Pada tahun 1964, Blake dan Mouton mengembangkan lima model manajemen konflik dalam mengelola konflik interpersonal, yaitu forcing, withdrawing, smoothing, compromising, dan problem solving[5].

  • Forcing: model pengelolaan konflik cara memaksa salah satu pihak untuk mengalah. Model ini sering disebut memaksa (forcing) karena menggunakan legalitas formal dalam menyelesaikan masalah
  • Withdrawing: Model pengelolaan konflik dengan cara menghindar dari konflik yang sedang terjadi.
  • Smoothing: Model pengelolaan konflik dengan menekankan pada permasamaan kepentingan dan mengurangi perbedaan diantara pihak-pihak yang berkonflik
  • Compromising: Model pengelolaan konflik yang menempatkan seseorang pada posisi moderat, memadukan kepentingan sendiri dengan kepentingan orang lain. Model ini dapat juga disebut dengan model kompromi sehingga pendekatan yang digunakan adalah pendekatan saling memberi dan menerima (give and take approach) dari pihak-pihak berkonflik.
  • Problem Solving: Model pengelolaan konflik di mana pihak yang berkonflik bersama-sama mengidentifikasi masalah, berkolaborasi untuk mencari, mempertimbangan, serta memilih solusi alternatif dari permasalahan yang ada.

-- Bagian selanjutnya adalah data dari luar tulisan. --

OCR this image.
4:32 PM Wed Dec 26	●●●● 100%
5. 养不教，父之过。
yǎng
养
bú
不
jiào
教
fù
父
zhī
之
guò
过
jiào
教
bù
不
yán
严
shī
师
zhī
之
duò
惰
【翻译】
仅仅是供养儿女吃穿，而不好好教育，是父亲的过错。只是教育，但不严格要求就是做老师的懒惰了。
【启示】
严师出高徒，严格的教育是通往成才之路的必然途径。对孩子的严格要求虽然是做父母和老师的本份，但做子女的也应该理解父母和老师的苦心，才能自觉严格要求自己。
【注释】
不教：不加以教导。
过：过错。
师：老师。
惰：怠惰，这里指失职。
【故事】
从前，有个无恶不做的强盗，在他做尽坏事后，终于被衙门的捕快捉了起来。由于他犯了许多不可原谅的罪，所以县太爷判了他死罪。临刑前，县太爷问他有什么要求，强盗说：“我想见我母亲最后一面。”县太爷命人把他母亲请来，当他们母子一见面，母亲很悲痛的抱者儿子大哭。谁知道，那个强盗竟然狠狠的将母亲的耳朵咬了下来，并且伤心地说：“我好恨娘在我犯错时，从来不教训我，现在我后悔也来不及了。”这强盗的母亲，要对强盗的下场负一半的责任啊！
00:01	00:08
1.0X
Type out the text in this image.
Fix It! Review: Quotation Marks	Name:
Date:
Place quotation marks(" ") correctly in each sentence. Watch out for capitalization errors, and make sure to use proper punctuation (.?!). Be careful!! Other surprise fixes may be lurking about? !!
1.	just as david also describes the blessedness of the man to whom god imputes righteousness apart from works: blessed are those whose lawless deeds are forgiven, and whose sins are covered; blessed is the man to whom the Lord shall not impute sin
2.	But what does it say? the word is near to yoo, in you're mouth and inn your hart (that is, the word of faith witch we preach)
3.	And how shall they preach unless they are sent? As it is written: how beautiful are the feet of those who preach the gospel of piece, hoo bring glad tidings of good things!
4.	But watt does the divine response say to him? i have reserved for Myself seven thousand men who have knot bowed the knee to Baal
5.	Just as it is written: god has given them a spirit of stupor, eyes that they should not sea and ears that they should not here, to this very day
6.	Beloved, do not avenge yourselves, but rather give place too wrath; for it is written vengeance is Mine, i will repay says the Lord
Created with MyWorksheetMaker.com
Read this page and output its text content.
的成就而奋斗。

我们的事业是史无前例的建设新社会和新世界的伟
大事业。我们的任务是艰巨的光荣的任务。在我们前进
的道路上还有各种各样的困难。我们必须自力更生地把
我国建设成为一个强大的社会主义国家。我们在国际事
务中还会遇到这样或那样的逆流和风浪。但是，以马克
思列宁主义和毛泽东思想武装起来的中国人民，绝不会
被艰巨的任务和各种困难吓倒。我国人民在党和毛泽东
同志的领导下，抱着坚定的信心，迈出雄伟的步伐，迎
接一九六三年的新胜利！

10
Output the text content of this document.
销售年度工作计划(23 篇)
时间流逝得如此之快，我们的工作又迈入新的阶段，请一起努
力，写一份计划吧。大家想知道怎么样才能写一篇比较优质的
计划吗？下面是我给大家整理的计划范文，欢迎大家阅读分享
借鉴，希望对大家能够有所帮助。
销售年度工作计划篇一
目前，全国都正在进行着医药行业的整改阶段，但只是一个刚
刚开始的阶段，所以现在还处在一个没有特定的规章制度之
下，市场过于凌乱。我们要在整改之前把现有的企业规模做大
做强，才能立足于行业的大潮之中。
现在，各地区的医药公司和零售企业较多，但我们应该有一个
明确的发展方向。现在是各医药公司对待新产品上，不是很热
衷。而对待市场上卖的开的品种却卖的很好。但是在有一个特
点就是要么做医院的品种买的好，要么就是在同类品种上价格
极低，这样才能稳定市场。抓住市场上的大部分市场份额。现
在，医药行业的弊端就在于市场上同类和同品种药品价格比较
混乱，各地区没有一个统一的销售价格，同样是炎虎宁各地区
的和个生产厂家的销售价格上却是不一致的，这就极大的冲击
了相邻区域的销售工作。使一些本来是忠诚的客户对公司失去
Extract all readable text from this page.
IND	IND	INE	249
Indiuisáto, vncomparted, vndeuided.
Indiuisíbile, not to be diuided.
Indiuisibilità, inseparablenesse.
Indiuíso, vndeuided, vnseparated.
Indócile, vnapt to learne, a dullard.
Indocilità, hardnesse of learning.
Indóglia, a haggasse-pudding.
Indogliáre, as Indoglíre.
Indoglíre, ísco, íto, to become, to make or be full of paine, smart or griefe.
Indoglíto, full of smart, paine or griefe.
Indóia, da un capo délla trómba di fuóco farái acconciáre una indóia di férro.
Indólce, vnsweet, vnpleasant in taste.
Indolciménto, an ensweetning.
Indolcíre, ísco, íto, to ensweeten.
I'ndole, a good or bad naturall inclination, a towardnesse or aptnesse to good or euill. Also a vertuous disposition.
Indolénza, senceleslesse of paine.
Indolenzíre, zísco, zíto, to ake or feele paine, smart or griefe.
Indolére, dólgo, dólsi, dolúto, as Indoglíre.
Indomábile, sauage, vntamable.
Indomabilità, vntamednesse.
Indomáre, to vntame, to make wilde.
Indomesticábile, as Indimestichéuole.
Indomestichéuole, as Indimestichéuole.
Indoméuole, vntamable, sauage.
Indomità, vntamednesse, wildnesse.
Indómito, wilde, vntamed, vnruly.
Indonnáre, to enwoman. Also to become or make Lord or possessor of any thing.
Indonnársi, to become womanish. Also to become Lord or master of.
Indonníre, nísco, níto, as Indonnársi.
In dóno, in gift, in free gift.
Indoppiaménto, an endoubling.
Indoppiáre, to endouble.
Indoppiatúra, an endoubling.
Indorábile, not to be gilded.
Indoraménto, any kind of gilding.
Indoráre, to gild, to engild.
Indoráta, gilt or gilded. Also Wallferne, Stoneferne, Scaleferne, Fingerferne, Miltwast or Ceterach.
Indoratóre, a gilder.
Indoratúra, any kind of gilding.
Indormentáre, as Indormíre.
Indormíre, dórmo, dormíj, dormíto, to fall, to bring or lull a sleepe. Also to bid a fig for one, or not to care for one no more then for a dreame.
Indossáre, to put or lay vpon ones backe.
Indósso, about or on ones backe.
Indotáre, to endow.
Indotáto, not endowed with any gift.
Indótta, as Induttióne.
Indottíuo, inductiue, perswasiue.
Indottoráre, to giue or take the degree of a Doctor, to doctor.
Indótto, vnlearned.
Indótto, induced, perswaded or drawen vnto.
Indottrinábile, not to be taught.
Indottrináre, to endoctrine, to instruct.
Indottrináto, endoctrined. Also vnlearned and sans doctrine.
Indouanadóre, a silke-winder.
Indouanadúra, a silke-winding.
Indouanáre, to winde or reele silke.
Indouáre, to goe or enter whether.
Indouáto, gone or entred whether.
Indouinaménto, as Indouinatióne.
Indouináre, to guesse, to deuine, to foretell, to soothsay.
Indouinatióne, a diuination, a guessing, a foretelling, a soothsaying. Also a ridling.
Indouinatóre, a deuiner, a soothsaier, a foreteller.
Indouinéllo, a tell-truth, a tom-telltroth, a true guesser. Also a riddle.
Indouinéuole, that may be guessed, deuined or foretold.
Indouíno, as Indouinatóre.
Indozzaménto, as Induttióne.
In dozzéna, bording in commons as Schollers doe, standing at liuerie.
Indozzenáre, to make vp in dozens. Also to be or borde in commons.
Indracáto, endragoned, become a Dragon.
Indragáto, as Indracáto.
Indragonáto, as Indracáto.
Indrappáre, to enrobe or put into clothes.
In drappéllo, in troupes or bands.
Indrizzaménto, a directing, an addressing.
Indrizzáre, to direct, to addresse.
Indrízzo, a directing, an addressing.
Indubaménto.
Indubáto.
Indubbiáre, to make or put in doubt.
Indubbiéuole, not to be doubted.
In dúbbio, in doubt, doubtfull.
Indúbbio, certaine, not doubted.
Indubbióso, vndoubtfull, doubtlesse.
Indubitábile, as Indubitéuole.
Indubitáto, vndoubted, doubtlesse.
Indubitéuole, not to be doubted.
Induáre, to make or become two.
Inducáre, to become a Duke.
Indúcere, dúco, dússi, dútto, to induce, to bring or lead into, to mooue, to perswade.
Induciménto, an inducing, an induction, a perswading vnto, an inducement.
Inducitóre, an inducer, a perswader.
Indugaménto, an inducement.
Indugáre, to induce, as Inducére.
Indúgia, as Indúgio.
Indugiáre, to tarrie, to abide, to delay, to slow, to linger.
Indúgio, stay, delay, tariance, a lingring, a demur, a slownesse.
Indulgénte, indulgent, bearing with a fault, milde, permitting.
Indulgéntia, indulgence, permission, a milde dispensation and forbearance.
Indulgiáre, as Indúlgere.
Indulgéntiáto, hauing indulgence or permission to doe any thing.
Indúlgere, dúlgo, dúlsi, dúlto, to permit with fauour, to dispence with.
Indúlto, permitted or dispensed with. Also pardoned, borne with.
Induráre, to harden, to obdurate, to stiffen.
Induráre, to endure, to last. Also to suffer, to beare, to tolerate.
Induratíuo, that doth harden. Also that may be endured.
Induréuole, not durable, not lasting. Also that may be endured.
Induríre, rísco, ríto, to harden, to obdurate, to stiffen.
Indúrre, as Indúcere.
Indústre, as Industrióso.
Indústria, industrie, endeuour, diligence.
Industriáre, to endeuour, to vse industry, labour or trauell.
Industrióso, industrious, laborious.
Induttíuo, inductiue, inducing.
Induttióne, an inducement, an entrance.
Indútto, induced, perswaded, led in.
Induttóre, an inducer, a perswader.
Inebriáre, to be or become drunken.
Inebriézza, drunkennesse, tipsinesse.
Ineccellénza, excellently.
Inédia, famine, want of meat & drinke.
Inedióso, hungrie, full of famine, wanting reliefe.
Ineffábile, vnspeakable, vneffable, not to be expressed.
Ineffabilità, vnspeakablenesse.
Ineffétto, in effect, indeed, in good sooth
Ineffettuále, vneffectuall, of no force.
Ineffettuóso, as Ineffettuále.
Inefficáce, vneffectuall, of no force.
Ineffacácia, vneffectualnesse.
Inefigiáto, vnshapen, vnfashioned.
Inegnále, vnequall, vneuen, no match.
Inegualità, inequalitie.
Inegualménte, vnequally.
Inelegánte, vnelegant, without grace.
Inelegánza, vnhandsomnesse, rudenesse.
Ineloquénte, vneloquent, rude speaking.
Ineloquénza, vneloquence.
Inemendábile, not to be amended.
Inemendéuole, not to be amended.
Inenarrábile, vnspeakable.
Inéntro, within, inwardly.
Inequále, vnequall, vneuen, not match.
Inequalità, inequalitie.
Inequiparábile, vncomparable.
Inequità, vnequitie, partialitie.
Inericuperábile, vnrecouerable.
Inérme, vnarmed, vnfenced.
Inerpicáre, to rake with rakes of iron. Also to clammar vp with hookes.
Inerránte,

Model yang dikonsepkan oleh Blake dan Mouton ini kemudian dikembangkan oleh Thomas, Kilmann, dan Renwick yang didasarkan pada perhatian perilaku assertive (keinginan untuk memuaskan diri sendiri) dan perilaku cooperative (keinginan memuaskan pihak lain). Kedua hal tersebut membentuk lima model manajemen konsep yaitu competing, collaborating, avoiding, accomodating, dan compromising [6].

Meta-Model Rahim

Berbeda dengan model yang sebelumnya, Rahim menciptakan model pengelolaan konflik berdasarkan dua dimensi dasar yaitu menyangkut perhatian untuk diri sendiri (concern for self) dan perhatian untuk orang lain (concern for others) [7]. Dua dimensi ini melahirkan lima model pendekatan manajemen konflik, yaitu:

  • Mengintergasi (Integrating) melibatkan keterbukaan, pertukaran informasi, mencari alternatif, dan memeriksa perbedaan untuk menyelesaikan masalah dengan cara yang dapat diterima oleh kedua belah pihak.
  • Menuruti (Obliging) dikaitkan dengan upaya meminimalkan perbedaan dan mendorong kesamaan untuk memuaskan perhatian pihak lain.
  • Mendominasi (Domintating) berusaha untuk memenangkan tujuannya dengan gaya ini satu pihak berusaha sekuat tenaga untuk memenangkan tujuannya dan, akibatnya, sering mengabaikan kebutuhan dan harapan pihak lain.
  • Menghindari (Avoiding) melibatkan perhatian yang rendah terhadap diri sendiri dan orang lain sehingga cenderung menarik diri terhadap situasi yang ada.
  • Kompromi (Compromising) melibatkan pendekatan dengan saling memberi-dan-menerima (give and take) di mana kedua belah pihak saling berkorban untuk membuat keputusan bersama [7].

Referensi

  1. ^ Bintari, Antik (2018-08-09). "Manajemen Konflik Penyelesaian Kasus Reklamasi Pulau G Pantai Utara Jakarta". CosmoGov. 4 (1): 119. doi:10.24198/cosmogov.v4i1.18212. ISSN 2540-8674. 
  2. ^ Democracy and deep-rooted conflict : options for negotiators. Harris, Peter., Reilly, Ben. Stockholm, Sweden: International IDEA. 1998. ISBN 91-89098-22-6. OCLC 40662459. 
  3. ^ Bodtker, Andrea M.; Katz Jameson, Jessica (2001-03). "EMOTION IN CONFLICT FORMATION AND ITS TRANSFORMATION: APPLICATION TO ORGANIZATIONAL CONFLICT MANAGEMENT". International Journal of Conflict Management. 12 (3): 259–275. doi:10.1108/eb022858. ISSN 1044-4068. 
  4. ^ a b Bercovitch, Jacob; Diehl, Paul F. (1997-04). "Conflict management of enduring rivalries: The frequency, timing, and short‐term impact of mediation". International Interactions (dalam bahasa Inggris). 22 (4): 299–320. doi:10.1080/03050629708434895. ISSN 0305-0629. 
  5. ^ Ruble, Thomas L.; Thomas, Kenneth W. (1976-06). "Support for a two-dimensional model of conflict behavior". Organizational Behavior and Human Performance. 16 (1): 143–155. doi:10.1016/0030-5073(76)90010-6. ISSN 0030-5073. 
  6. ^ Kristanto, Harris (2015-03-02). "KEADILAN ORGANISASIONAL, KOMITMEN ORGANISASIONAL, DAN KINERJA KARYAWAN". Jurnal Manajemen dan Kewirausahaan (Journal of Management and Entrepreneurship). 17 (1). doi:10.9744/jmk.17.1.86-98. ISSN 1411-1438. 
  7. ^ a b Afzalur Rahim, M. (2002-03). "TOWARD A THEORY OF MANAGING ORGANIZATIONAL CONFLICT". International Journal of Conflict Management. 13 (3): 206–235. doi:10.1108/eb022874. ISSN 1044-4068.